Son voluntarios que conviven hace dos meses en el predio de Salta y Presidente Roca, para preparar todos los días unas 900 viandas que luego reparten a personas necesitadas.

El colegio San José de Rosario es por estos días una verdadera comunidad solidaria. Un grupo de jóvenes convive y duerme en las aulas, para levantarse muy temprano todos los días a cocinar y preparar entre 800 y 900 viandas que luego se reparten a personas necesitadas de todos los barrios en esta situación de emergencia por la pandemia del coronavirus.
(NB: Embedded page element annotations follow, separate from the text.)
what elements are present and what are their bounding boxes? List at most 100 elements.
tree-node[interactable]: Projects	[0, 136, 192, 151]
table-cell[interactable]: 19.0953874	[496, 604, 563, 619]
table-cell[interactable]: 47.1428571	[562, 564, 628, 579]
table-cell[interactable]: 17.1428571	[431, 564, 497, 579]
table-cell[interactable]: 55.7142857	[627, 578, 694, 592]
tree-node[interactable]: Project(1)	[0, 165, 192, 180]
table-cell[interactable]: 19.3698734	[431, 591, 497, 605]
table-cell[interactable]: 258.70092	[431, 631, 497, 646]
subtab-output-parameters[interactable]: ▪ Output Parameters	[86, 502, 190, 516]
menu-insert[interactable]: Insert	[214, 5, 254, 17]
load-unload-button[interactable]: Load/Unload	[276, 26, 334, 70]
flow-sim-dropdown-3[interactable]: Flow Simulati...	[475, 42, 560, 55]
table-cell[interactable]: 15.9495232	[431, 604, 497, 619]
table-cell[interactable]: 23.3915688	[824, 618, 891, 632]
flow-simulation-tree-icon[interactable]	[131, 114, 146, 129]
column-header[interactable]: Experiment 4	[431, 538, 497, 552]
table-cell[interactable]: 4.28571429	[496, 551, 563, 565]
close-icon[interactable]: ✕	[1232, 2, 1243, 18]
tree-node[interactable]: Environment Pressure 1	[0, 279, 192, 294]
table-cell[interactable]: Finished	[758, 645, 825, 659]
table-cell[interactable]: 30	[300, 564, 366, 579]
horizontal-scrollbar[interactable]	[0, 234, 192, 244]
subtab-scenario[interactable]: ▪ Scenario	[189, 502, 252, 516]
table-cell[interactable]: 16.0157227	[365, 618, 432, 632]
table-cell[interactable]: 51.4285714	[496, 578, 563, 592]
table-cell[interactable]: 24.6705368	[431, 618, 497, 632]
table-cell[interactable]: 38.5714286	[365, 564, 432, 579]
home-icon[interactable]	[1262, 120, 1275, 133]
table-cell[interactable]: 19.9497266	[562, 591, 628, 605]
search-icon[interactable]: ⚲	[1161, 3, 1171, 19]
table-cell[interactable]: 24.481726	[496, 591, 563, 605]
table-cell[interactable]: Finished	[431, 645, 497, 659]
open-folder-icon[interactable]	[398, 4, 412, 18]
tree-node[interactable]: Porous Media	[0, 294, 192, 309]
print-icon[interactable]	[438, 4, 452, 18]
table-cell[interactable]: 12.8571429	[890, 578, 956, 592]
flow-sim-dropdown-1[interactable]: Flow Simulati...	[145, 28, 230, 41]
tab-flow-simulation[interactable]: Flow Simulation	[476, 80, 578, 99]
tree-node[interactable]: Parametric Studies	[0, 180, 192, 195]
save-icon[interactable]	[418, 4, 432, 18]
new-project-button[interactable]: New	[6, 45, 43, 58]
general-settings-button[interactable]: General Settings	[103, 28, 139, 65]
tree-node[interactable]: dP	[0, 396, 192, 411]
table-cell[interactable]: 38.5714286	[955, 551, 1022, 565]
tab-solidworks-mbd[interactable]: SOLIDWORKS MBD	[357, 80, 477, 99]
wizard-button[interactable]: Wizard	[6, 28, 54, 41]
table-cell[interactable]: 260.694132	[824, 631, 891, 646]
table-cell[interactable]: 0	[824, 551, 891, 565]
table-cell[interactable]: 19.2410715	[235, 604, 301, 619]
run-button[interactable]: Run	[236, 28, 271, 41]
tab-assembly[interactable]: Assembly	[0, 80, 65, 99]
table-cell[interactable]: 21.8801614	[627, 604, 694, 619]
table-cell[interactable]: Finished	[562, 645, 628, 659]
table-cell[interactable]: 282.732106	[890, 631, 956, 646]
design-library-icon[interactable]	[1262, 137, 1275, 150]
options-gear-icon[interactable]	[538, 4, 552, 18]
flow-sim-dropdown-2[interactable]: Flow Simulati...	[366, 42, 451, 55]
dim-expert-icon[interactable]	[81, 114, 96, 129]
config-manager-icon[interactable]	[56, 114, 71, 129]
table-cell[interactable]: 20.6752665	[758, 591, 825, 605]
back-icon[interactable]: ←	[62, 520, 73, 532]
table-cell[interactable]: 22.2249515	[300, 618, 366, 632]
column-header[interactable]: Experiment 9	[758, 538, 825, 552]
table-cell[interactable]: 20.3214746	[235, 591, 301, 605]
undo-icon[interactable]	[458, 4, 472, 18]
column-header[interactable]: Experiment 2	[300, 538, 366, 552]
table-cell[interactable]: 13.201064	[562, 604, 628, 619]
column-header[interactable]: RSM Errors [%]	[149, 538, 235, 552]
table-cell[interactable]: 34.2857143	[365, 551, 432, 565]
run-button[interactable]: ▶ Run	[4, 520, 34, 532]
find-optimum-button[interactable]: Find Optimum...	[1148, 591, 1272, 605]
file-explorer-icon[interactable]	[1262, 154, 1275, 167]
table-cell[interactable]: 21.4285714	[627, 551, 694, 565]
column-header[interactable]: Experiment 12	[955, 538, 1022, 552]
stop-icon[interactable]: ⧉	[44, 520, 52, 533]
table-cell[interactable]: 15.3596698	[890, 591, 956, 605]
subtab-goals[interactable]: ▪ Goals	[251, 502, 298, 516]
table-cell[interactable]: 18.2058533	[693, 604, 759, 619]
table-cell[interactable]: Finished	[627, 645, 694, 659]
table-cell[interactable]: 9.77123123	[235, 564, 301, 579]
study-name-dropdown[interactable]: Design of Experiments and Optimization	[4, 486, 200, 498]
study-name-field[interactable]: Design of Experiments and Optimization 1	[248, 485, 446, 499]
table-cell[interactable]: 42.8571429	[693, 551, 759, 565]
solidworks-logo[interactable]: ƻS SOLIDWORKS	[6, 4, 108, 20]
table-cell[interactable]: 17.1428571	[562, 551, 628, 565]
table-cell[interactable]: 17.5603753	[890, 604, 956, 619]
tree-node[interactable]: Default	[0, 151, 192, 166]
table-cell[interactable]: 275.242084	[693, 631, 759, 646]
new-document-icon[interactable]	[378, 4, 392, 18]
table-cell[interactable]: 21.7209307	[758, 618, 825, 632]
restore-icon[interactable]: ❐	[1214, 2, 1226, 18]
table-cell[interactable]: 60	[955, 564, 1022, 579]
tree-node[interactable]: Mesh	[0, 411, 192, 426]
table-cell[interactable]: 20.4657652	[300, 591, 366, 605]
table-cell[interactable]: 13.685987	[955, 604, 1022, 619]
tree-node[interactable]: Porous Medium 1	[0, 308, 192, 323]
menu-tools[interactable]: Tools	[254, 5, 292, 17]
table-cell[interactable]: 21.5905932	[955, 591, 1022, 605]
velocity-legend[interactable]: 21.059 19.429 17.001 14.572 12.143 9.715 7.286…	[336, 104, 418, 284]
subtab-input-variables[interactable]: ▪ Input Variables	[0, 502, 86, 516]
También entregan unos 100 bolsones semanales en la zona de la parroquia, lo que incluye a los refugiados senegaleses.

Este lunes, los propios trabajadores solidarios, que además son estudiantes y docentes, contaron en De 12 a 14 (El Tres) la experiencia de estar “encerrados” en el tradicional colegio rosarino desde hace 60 días con el único propósito de ayudar. En este arranque de semana con frío, hacían guiso de lentejas.

“Arrancamos a las 7 de la mañana más o menos con todos los preparativos; también nos encargamos de todas las compras que hay que hacer”, dijo Silvina, una de las voluntarias. Y destacó que “esto es de lunes a lunes; la gente necesita que la comida les llegue y no pueden esperar”.

Matías, coordinador del trabajo en el colegio, precisó que “en total somos 22 voluntarios” y que están “organizados en diferentes instancias de la preparación y de la distribución de las viandas”.

“Hay docentes y alumnos que ayudan en las actividades; por la mañana colaboran y por la tarde hacen sus tareas educativas”, describió.

Otra voluntaria comentó que “es hermoso sentir que a través de una vianda podés llegar a una persona que lo necesita. Es amor puesto en un guiso de lentejas, en un plato de arroz”.

Riccio es estudiante de medicina oriundo del norte de la provincia y su vocación solidaria lo llevó a “internarse” en el colegio para ayudar: “Hace ya 60 días que estamos viviendo en comunidad”, dijo.

“Soy estudiante y tengo mi familia en el norte de Santa Fe. Sabíamos que algo teníamos que hacer en esta situación de pandemia y cuando me convocó Nativas nunca dudé en sumarme”, agregó el joven.

Luego reconoicó que “en algunos días aparece el cansancio físico, la fatiga mental, pero tratamos todo el tiempo de generar un buen clima”.

Gaspar, otro de los ayudantes, añadió que “ya hace dos meses que estamos acá en el colegio; lo hacemos con muchos amor y con mucha alegría, tratando de dar una mano a la gente que lo está pasando mal”.